Director: Abhishek Kapoor
Cast: Sushant Singh Rajput, Rajkumar Yadav, Amit Sadh, Amrita Puri.
Kai Po Che is an adaptation of Chetan Bhagat’s book The 3 Mistakes of My Life and revolves around the struggles of three friends Ishaan (Rajput), Govind (Yadav) and Omi (Sadh). The three friends struggle to open their own sports academy during the years spanning the Gujarat earthquake and the post-Godhra riots. The hot-blooded Ishaan is passionate about cricket and takes the young Muslim Ali, under his wing to groom him as an international batsman.  The simple and down-to earth Govind is the practical brain behind the sports venture, but things take a turn when he falls in love with Ishaan’s sister Vidhya, played by newcomer Amrita Puri. The naive Omi metamorphoses from a happy-go-lucky guy to a fanatic Hindu under the influence of his extremist uncle Bittu.
The film perks up because of its talented actors and the meticulous narrative touches like the Gujarati ads scribbled on public walls, side characters talking English with a thick Guajarati accent, archaic buildings and settings. Rajput plays the hot-headed and boyish Ishaan with startling conviction especially after an established role as the docile husband in the TV series Pavitra Rishta.
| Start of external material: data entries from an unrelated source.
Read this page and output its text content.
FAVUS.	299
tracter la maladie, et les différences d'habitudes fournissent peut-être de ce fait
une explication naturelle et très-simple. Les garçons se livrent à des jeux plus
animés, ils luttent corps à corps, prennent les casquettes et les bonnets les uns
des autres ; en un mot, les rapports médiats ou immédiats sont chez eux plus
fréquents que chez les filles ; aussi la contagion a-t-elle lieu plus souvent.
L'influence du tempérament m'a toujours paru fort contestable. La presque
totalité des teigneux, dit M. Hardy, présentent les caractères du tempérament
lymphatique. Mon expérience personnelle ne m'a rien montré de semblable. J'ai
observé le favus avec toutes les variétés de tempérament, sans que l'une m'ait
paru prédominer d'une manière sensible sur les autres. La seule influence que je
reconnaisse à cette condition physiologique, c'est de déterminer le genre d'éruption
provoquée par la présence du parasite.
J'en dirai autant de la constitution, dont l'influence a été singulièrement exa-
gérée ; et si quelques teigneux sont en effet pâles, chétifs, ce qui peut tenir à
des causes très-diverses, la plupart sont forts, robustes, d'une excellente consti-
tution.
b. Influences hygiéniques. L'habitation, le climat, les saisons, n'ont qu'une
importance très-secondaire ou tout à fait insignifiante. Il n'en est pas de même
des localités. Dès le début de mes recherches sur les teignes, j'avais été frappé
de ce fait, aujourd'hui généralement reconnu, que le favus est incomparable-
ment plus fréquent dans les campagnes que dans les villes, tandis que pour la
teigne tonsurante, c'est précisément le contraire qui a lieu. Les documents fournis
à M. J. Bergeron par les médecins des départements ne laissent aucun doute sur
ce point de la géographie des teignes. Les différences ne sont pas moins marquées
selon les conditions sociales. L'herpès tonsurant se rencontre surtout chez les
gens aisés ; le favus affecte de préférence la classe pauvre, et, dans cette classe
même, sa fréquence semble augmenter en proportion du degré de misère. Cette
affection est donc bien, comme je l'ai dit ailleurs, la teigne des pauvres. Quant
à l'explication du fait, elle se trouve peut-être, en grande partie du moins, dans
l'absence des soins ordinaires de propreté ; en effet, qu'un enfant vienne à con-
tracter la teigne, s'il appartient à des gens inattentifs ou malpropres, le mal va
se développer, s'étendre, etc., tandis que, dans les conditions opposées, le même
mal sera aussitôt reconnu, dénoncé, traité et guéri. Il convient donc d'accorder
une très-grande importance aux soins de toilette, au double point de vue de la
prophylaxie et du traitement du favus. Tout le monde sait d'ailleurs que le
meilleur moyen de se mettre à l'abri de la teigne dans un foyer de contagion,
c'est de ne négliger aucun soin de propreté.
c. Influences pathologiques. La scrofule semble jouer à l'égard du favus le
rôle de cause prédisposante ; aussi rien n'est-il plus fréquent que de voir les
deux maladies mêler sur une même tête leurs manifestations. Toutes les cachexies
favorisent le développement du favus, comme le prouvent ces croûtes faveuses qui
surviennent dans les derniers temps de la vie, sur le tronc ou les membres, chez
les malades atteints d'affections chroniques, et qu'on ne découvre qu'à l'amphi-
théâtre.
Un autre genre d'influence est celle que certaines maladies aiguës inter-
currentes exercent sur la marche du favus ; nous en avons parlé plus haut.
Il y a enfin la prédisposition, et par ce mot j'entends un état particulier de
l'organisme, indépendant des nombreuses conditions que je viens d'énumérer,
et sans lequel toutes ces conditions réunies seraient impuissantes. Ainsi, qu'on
On a narrative level, the film tries to grapple with too many things at once. The several themes in the movie include friendship, the sub-plot of the love story, sports and the Indian scene, Ishaan’s naive humanism and the violence of religious fanaticism, and in the end Omi’s reconciliation with his past.  The viewer is bombarded with the battalion of events and incidents before they, like Ishaan, can have the time to grasp or react to what has happened. While the film does have its moments especially with the heart-warming camaraderie of the three friends, the storyline is sketchy with half-hearted characterization and kaleidoscopic narration. In the end, the film seems to be torn between being faithful to the book and scoring at the box office. The casualty in the process is the screenplay. Characters fall in love a little too suddenly, historical incidents appear because they have to, each character’s life could be a film by itself, characters die abruptly, and the climax fizzles out without a build-up even after much sound and fury.